In most traditional data processing, it is easy to say just what the result should be: they are what your user told you they should be. (This "user", of course, may be a multitude of users, or even an imagined multitude of users you hope your new product will appeal to.) If you were asked to write the above program, that will email a special offer to customers who purchased over four items in the last year, it is easy to tell if your program is working: did those customers, and only those customers, receive the promotion, and only the promotion? Although you were writing the program to save going across the million customer database records by hand and generating the emails, you can easily select a small portion of the database and check your program by hand against that portion. If it is working for that portion, and it is a representative sample, you can assume it will work across all records. Or you can automate that process itself with a test suite, which contains a certain number of cases with known correct output, that your program's results can be checked against. (Of course, even this testing does not ensure the absence of bugs: there may be special cases in the full database that we omitted from our test data. Perhaps, for instance, for some customers, multiple orders were rolled into one for shipping purposes.

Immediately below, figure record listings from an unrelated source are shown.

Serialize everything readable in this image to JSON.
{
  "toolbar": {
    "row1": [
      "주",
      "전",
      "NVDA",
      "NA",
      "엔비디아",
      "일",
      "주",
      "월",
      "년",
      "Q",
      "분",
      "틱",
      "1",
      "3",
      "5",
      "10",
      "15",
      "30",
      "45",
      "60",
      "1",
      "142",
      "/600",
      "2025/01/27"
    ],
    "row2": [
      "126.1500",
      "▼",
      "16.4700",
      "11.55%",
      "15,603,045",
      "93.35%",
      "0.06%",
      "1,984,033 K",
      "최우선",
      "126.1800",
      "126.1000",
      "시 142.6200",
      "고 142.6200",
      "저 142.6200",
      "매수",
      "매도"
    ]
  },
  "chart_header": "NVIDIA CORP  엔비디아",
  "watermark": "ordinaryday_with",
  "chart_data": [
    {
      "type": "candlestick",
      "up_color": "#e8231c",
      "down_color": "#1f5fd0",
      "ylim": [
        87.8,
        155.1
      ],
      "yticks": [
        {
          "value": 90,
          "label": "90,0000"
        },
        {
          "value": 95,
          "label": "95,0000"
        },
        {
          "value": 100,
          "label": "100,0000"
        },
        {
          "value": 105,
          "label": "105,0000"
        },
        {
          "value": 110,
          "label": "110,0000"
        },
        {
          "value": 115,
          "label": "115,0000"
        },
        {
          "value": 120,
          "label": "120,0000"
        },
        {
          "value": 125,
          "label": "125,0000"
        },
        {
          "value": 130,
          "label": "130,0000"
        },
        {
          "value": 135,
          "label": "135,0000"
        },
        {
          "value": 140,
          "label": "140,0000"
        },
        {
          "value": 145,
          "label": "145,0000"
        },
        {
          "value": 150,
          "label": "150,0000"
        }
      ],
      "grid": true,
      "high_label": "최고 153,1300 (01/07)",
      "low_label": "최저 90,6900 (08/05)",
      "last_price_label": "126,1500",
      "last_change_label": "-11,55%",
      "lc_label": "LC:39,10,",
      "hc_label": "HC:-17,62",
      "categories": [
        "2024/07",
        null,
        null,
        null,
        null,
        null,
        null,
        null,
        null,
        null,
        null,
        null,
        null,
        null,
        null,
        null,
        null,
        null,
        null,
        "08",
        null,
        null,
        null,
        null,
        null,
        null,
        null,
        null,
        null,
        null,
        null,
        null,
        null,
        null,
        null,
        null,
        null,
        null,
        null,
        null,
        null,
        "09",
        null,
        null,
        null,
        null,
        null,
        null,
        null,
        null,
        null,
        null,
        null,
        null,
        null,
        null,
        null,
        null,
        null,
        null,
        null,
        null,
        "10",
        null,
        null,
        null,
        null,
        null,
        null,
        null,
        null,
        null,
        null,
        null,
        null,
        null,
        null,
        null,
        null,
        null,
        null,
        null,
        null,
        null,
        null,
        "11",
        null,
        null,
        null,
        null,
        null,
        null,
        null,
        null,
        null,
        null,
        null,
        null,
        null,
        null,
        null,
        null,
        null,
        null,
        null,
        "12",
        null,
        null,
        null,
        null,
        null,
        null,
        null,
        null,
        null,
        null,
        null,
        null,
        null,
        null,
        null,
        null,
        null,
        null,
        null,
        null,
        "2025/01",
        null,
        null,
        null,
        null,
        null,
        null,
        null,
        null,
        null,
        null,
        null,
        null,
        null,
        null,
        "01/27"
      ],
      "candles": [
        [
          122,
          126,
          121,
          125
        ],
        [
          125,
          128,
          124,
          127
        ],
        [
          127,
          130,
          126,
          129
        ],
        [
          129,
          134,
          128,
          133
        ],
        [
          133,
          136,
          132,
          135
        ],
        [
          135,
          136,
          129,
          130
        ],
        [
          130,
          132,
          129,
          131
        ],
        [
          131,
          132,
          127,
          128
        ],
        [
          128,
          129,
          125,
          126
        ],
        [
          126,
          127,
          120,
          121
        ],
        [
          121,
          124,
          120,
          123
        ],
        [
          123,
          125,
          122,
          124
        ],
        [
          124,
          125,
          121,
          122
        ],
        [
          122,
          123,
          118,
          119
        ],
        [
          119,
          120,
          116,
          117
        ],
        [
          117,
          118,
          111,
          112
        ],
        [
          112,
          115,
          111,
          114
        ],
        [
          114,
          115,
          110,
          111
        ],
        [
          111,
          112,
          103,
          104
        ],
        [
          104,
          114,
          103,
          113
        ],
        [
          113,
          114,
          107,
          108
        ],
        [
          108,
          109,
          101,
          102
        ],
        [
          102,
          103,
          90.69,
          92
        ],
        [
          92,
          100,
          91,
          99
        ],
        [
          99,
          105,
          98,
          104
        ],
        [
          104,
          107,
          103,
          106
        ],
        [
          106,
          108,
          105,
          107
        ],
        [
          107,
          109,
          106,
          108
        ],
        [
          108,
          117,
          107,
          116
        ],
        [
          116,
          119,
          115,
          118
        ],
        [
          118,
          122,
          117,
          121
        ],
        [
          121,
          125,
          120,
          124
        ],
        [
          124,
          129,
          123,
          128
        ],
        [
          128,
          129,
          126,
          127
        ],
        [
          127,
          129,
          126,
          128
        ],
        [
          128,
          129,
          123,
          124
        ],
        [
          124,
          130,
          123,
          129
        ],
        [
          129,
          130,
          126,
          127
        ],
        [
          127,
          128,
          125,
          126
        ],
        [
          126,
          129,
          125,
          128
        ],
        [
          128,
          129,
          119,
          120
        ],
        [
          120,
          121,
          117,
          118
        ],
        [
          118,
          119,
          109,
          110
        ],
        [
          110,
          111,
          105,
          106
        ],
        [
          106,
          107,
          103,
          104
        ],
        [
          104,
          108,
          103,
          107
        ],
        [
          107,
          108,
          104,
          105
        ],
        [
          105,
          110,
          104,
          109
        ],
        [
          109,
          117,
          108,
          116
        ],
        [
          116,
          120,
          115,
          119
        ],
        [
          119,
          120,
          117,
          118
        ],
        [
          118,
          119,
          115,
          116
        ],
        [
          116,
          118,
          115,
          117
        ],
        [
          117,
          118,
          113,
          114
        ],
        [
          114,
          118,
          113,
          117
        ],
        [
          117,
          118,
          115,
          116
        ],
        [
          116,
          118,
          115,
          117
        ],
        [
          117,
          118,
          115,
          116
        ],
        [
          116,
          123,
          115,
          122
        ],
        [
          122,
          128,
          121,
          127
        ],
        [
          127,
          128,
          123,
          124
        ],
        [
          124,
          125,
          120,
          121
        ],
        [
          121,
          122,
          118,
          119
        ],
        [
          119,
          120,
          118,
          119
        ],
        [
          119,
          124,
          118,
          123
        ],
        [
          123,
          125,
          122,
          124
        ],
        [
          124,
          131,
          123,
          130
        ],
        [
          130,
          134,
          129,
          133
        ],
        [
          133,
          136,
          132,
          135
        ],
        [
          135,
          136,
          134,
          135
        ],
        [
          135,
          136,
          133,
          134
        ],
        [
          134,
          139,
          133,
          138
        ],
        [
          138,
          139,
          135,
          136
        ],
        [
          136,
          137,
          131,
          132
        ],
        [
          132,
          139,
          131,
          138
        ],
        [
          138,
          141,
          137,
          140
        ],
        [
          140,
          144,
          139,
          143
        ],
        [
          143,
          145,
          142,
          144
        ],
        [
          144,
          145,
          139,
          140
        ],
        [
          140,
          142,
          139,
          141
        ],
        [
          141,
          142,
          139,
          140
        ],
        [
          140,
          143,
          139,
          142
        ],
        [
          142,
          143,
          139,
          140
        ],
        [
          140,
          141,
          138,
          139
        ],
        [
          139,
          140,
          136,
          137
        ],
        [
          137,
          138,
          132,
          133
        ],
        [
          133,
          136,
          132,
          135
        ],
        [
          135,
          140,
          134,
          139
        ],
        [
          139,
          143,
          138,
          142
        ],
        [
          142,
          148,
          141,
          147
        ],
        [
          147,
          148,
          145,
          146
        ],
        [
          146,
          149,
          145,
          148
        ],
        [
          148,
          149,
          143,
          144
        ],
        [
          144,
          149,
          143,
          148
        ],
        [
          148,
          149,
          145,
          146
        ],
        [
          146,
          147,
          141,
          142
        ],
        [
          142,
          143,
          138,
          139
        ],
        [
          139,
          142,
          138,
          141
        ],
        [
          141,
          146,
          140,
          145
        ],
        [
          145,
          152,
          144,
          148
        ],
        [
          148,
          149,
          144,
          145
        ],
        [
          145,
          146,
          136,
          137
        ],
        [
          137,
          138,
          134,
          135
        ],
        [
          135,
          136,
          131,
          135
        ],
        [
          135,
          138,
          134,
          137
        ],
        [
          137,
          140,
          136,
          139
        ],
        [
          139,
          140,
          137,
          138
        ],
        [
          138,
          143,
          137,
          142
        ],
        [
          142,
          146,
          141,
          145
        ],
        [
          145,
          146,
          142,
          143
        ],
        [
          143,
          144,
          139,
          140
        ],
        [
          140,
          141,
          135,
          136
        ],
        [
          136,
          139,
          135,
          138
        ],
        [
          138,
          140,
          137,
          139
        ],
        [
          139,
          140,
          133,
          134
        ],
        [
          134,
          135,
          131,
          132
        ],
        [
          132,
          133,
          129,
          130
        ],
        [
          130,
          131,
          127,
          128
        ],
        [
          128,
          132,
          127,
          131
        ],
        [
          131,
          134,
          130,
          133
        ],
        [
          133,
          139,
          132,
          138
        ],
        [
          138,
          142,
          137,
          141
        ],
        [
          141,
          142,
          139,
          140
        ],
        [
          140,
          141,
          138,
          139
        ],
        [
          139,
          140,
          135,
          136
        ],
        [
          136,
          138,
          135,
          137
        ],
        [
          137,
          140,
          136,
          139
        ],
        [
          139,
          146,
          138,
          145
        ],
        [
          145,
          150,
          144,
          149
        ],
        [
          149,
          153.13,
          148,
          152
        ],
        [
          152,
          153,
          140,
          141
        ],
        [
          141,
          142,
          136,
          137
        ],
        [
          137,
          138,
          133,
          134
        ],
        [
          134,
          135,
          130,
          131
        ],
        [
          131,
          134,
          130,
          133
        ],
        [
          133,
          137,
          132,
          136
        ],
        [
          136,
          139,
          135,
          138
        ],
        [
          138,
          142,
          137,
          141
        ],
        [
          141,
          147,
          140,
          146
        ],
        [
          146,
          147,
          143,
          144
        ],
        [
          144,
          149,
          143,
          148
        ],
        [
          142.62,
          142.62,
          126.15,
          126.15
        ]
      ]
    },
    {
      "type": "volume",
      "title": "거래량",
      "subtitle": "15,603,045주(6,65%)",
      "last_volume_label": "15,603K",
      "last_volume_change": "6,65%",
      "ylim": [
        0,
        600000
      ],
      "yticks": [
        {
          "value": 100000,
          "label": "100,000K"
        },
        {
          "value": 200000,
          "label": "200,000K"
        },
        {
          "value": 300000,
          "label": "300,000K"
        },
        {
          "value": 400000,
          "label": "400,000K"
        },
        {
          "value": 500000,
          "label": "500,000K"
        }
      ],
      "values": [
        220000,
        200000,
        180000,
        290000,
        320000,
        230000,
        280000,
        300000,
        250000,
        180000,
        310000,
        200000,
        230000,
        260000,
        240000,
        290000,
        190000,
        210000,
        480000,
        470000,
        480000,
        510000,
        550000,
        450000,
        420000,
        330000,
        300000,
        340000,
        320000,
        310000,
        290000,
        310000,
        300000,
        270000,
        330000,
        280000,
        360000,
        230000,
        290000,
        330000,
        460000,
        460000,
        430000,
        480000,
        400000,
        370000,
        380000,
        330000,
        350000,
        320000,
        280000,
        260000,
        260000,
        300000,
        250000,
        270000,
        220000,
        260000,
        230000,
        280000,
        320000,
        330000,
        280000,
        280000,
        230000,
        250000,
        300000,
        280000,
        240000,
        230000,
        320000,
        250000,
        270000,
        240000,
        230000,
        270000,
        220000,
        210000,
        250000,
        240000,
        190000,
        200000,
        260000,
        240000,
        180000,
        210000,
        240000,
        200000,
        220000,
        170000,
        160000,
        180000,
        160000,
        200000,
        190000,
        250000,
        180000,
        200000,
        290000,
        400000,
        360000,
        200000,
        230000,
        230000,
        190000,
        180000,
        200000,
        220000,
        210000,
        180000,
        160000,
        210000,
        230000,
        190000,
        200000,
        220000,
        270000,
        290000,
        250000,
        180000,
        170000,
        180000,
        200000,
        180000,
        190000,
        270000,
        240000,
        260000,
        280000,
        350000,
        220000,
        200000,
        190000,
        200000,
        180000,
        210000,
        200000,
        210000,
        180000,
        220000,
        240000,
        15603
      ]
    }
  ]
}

The intention of the marketing department might be to still send them the special offer, but if we missed putting any such customers in our test cases, we may not detect that our code fails in these instances.)
But at least for Axtell's third type of agent-based model, the very reason we are writing the program is that what we don't know what the results of running it ought to be. We are using the program to explore the implications of the model, in a case where we don't know beforehand what those implications will be. This is not fundamentally different from what Ricardo did with his model farm (see Mary Morgan, The World in the Model, on this point), but while Ricardo was limited to using a limited number of simple cases where he could do all the necessary calculations by hand, by using a computer, we can easily test millions of more complicated cases.
We hope our code implements our model, and only our model. But we can easily make a mistake through a seemingly innocuous coding decision: for instance, as Axtell notes, the order in which agents act can be important in many models. If we write a simple loop proceeding from agent 1 agent N, we may give the agents earlier in our list a decided edge in something like grabbing resources for their own use. We might have to randomize the order in which agents act in every "period" of the test run to truly capture the model. If we fail to account properly for this fact, we might mistakenly think that these agents had some superior resource-capturing feature, instead of realizing that they are only "rich" because we (arbitrarily) stuck them early on in a list of agents.
If I am correct about the main source of these artifacts, then what are we to do about the problem? Although I have just begun to think about this problem, I do have one suggestion already: we can do something similar to what is done in more traditional IT programming: examine small test cases. But since we don't know the "correct" output, the procedure to do so will be somewhat different. In our early runs of our system, we can use a very small number of agents, and proceed step-by-step through our run, with lots of debugging information available to us. This allows us to get an intuitive feel for how the agents are interacting, and perhaps spot artifacts of our coding choices early on.
But while this is a help, it falls far short of the kind of systematic checking of our code that we can achieve with test suites for more typical IT problems. Is it possible to create a more automated method of detecting artifacts? Well, at this point, all I can say is that I am thinking about it.